MAAS disebut memerintahkan AT untuk membayarkan hak-haknya tahun 2020 sebesar Rp450 juta, dan AT melaksanakannya setelah mendapat perintah dari RTS. Selain itu, ada pula pembayaran hak perjalanan dinas bagi ajudan dan staf bupati senilai Rp89,2 juta.
Pembayaran lintas tahun ini dianggap menyalahi ketentuan pengelolaan anggaran negara, sehingga menimbulkan indikasi tindak pidana korupsi.
Ketiganya dijerat dengan Pasal 2 ayat 1 juncto Pasal 18 ayat 1 Undang-Undang RI Nomor 20 Tahun 2001 tentang Perubahan atas Undang-Undang RI Nomor 31 Tahun 1999 tentang Pemberantasan Tindak Pidana Korupsi, juncto Pasal 55 ayat 1 ke-1 KUHP.

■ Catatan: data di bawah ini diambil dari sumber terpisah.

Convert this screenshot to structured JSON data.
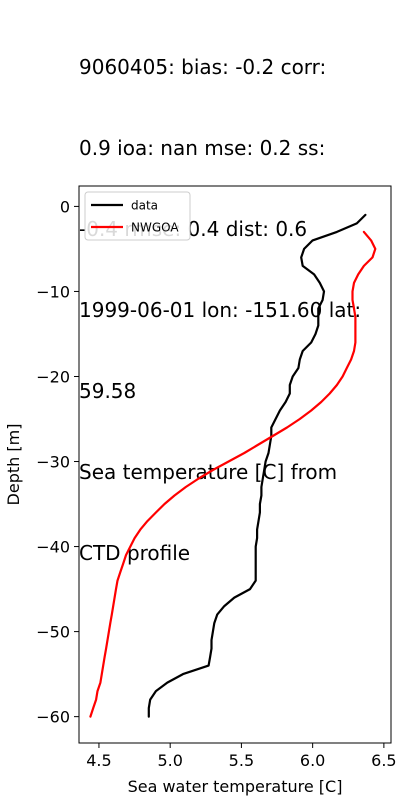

Kasus ini menjadi sorotan publik di Morowali Utara, terutama karena menyangkut anggaran negara dan kepercayaan publik terhadap pejabat daerah. Keterlibatan mantan Bupati, Kabag Umum, dan Bendahara Bagian Umum menambah bobot kasus ini sebagai gambaran lemahnya tata kelola keuangan di daerah.
Publik kini menantikan kejelasan dari Sekda Musda Guntur pada sidang berikutnya, yang diharapkan mampu mengungkap lebih detail mengenai keberadaan dan pengelolaan dana tahun 2020 tersebut.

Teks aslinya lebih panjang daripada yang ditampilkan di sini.